Department of Otolaryngology-Head and Neck Surgery and Department of Microbiology and Immunology, University of California, San Francisco, California, USA; email:
Biomedical Sciences Graduate Program, University of California, San Francisco, California, USA.
Annu Rev Biomed Data Sci. 2023 Aug 10;6:47-71. doi: 10.1146/annurev-biodatasci-020422-050255. Epub 2023 Apr 11.

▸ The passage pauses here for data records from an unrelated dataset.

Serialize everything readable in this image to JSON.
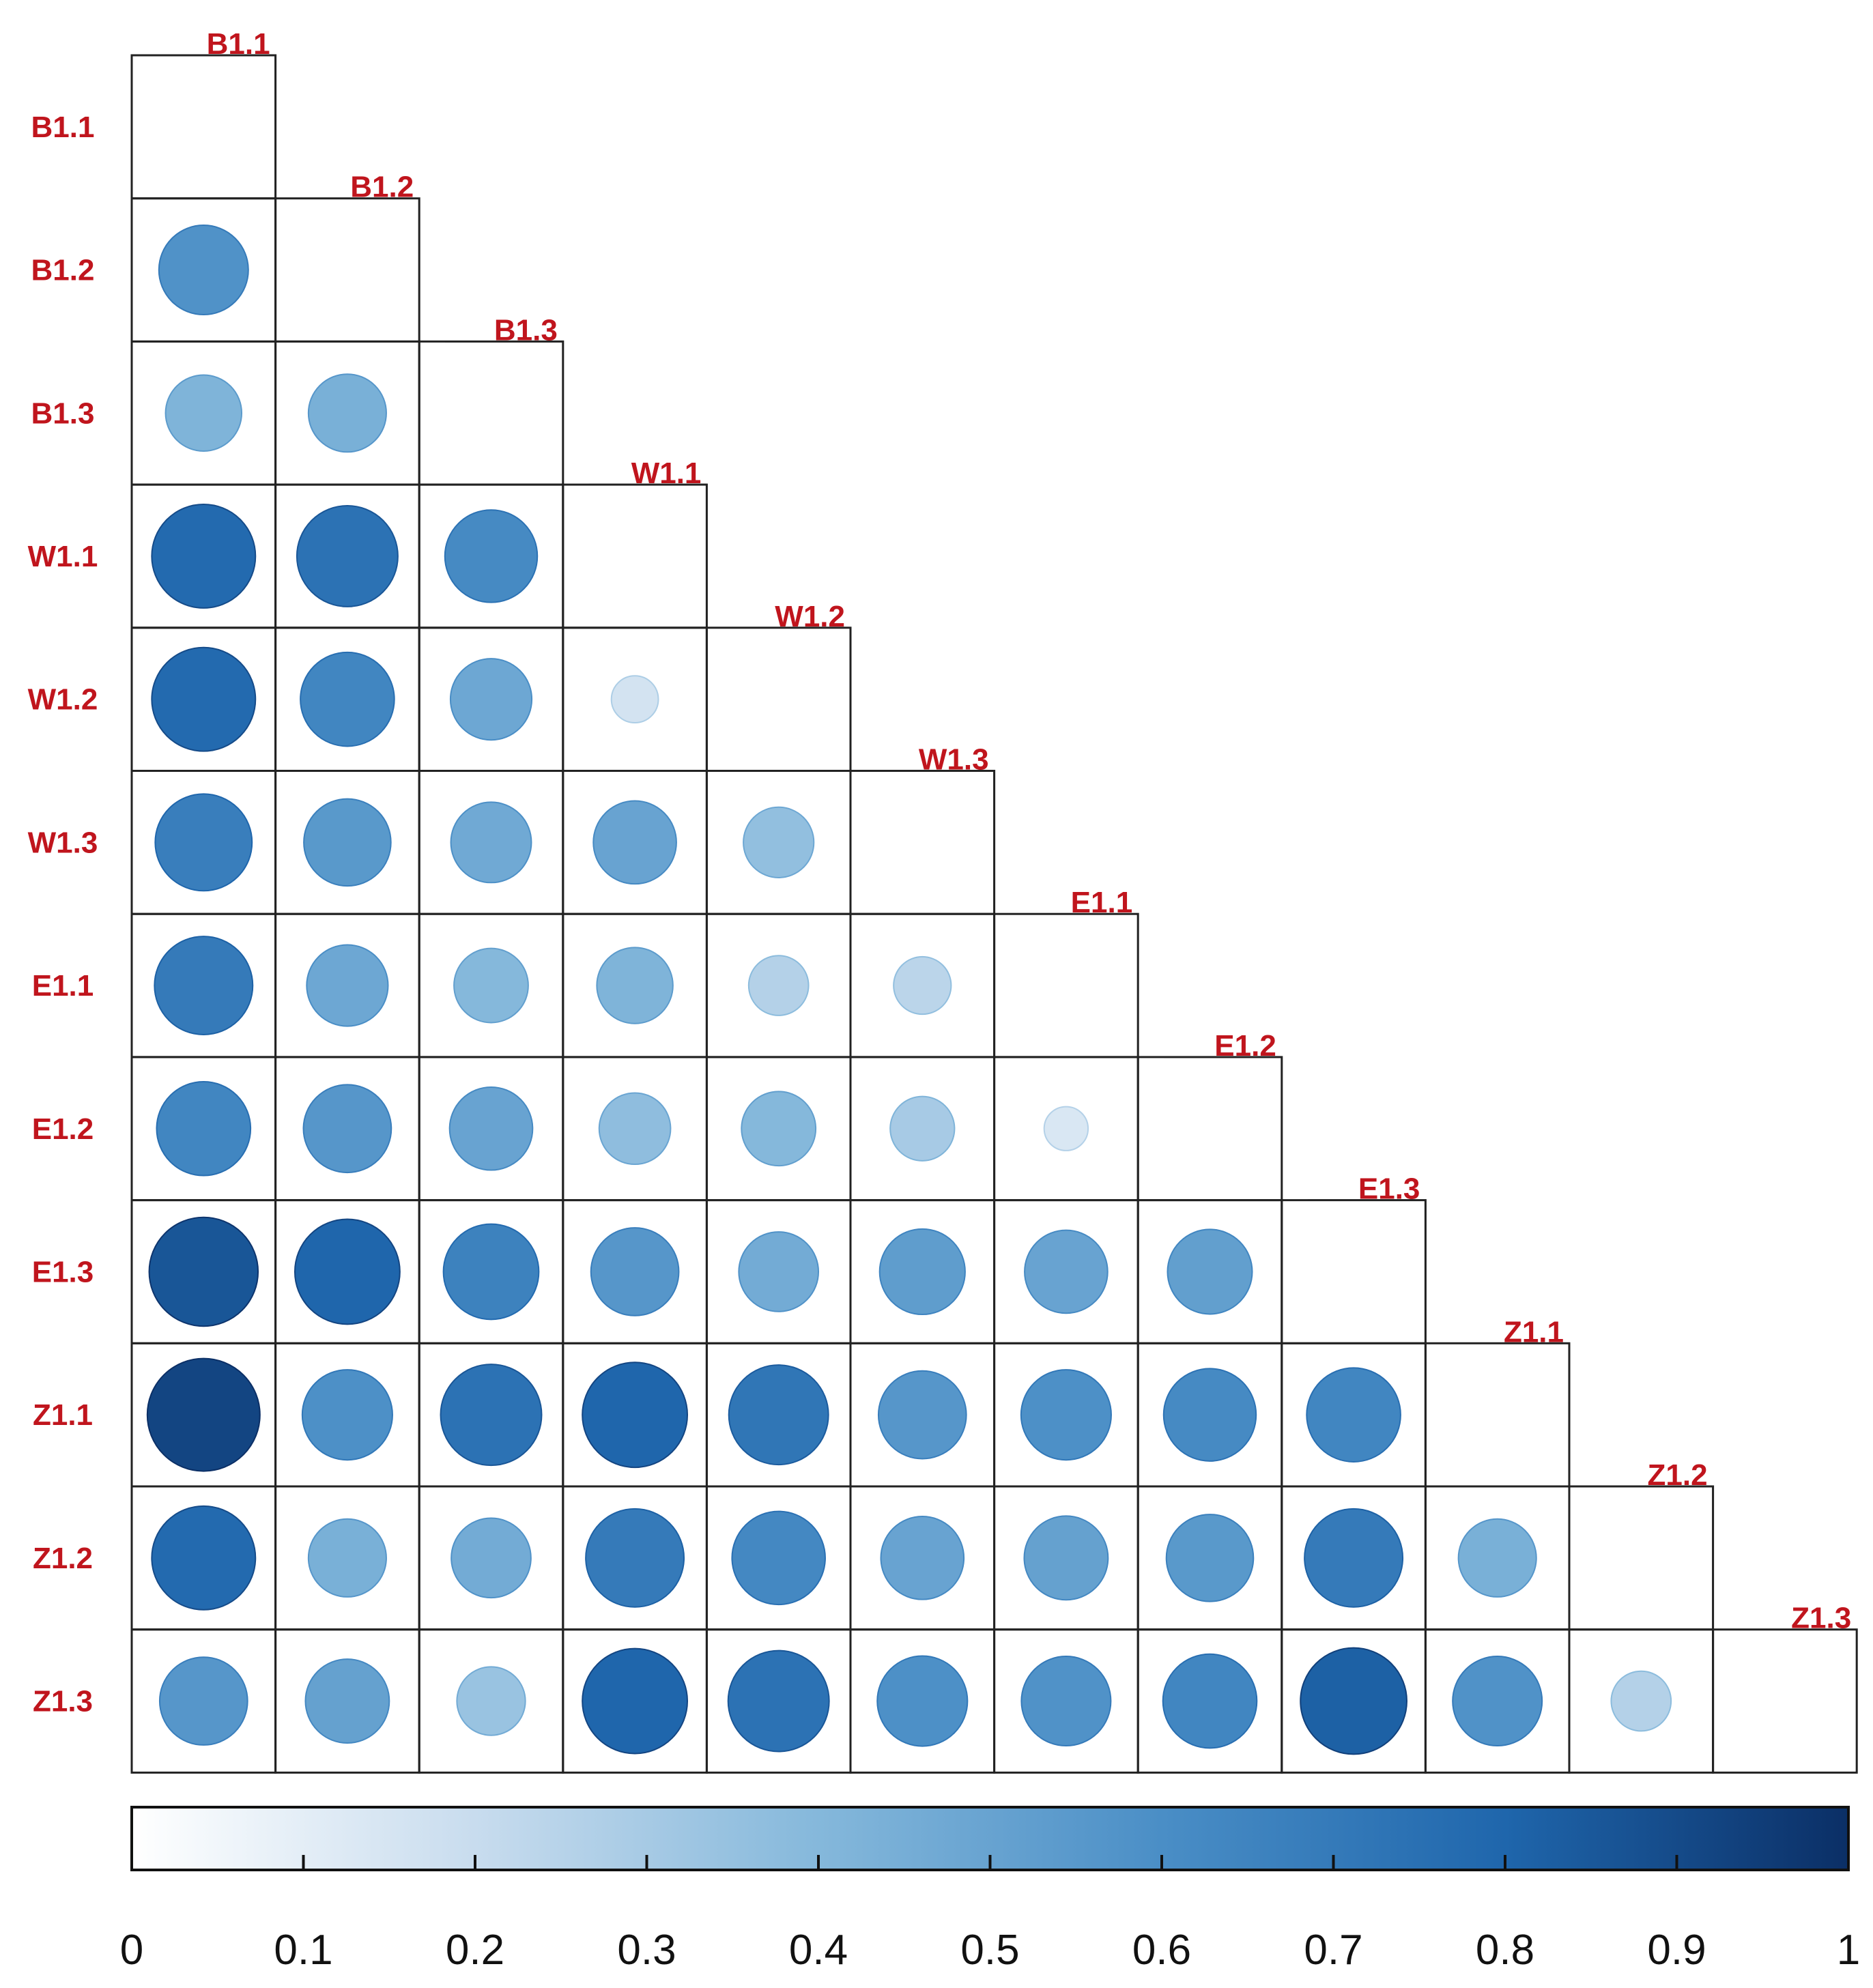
{
  "chart_data": {
    "type": "heatmap",
    "subtype": "correlation-circles-lower-triangle",
    "variables": [
      "B1.1",
      "B1.2",
      "B1.3",
      "W1.1",
      "W1.2",
      "W1.3",
      "E1.1",
      "E1.2",
      "E1.3",
      "Z1.1",
      "Z1.2",
      "Z1.3"
    ],
    "matrix": [
      [
        null,
        null,
        null,
        null,
        null,
        null,
        null,
        null,
        null,
        null,
        null,
        null
      ],
      [
        0.58,
        null,
        null,
        null,
        null,
        null,
        null,
        null,
        null,
        null,
        null,
        null
      ],
      [
        0.42,
        0.44,
        null,
        null,
        null,
        null,
        null,
        null,
        null,
        null,
        null,
        null
      ],
      [
        0.78,
        0.74,
        0.62,
        null,
        null,
        null,
        null,
        null,
        null,
        null,
        null,
        null
      ],
      [
        0.78,
        0.64,
        0.48,
        0.16,
        null,
        null,
        null,
        null,
        null,
        null,
        null,
        null
      ],
      [
        0.68,
        0.55,
        0.47,
        0.5,
        0.36,
        null,
        null,
        null,
        null,
        null,
        null,
        null
      ],
      [
        0.7,
        0.48,
        0.4,
        0.42,
        0.26,
        0.24,
        null,
        null,
        null,
        null,
        null,
        null
      ],
      [
        0.64,
        0.56,
        0.5,
        0.37,
        0.4,
        0.3,
        0.14,
        null,
        null,
        null,
        null,
        null
      ],
      [
        0.86,
        0.8,
        0.66,
        0.56,
        0.46,
        0.53,
        0.5,
        0.52,
        null,
        null,
        null,
        null
      ],
      [
        0.92,
        0.59,
        0.74,
        0.8,
        0.72,
        0.56,
        0.59,
        0.62,
        0.64,
        null,
        null,
        null
      ],
      [
        0.78,
        0.44,
        0.46,
        0.7,
        0.63,
        0.5,
        0.51,
        0.55,
        0.7,
        0.44,
        null,
        null
      ],
      [
        0.56,
        0.51,
        0.34,
        0.8,
        0.74,
        0.59,
        0.58,
        0.64,
        0.82,
        0.58,
        0.26,
        null
      ]
    ],
    "colorbar": {
      "ticks": [
        "0",
        "0.1",
        "0.2",
        "0.3",
        "0.4",
        "0.5",
        "0.6",
        "0.7",
        "0.8",
        "0.9",
        "1"
      ],
      "range": [
        0,
        1
      ],
      "palette": [
        "#ffffff",
        "#c8dcee",
        "#85b8db",
        "#4a8ec6",
        "#1f66ac",
        "#0b2f66"
      ]
    },
    "label_color": "#c0151d",
    "grid": true
  }
}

Advances in single-cell proteomics technologies have resulted in high-dimensional datasets comprising millions of cells that are capable of answering key questions about biology and disease. The advent of these technologies has prompted the development of computational tools to process and visualize the complex data. In this review, we outline the steps of single-cell and spatial proteomics analysis pipelines. In addition to describing available methods, we highlight benchmarking studies that have identified advantages and pitfalls of the currently available computational toolkits. As these technologies continue to advance, robust analysis tools should be developed in tandem to take full advantage of the potential biological insights provided by these data.
单细胞蛋白质组学技术的进步产生了包含数百万个细胞的高维数据集,这些数据集能够回答关于生物学和疾病的关键问题。这些技术的出现促使人们开发了计算工具来处理和可视化复杂的数据。在这篇综述中,我们概述了单细胞和空间蛋白质组学分析管道的步骤。除了描述可用的方法外,我们还强调了基准测试研究,这些研究确定了当前可用的计算工具包的优缺点。随着这些技术的不断进步,应该开发强大的分析工具,以充分利用这些数据提供的潜在生物学见解。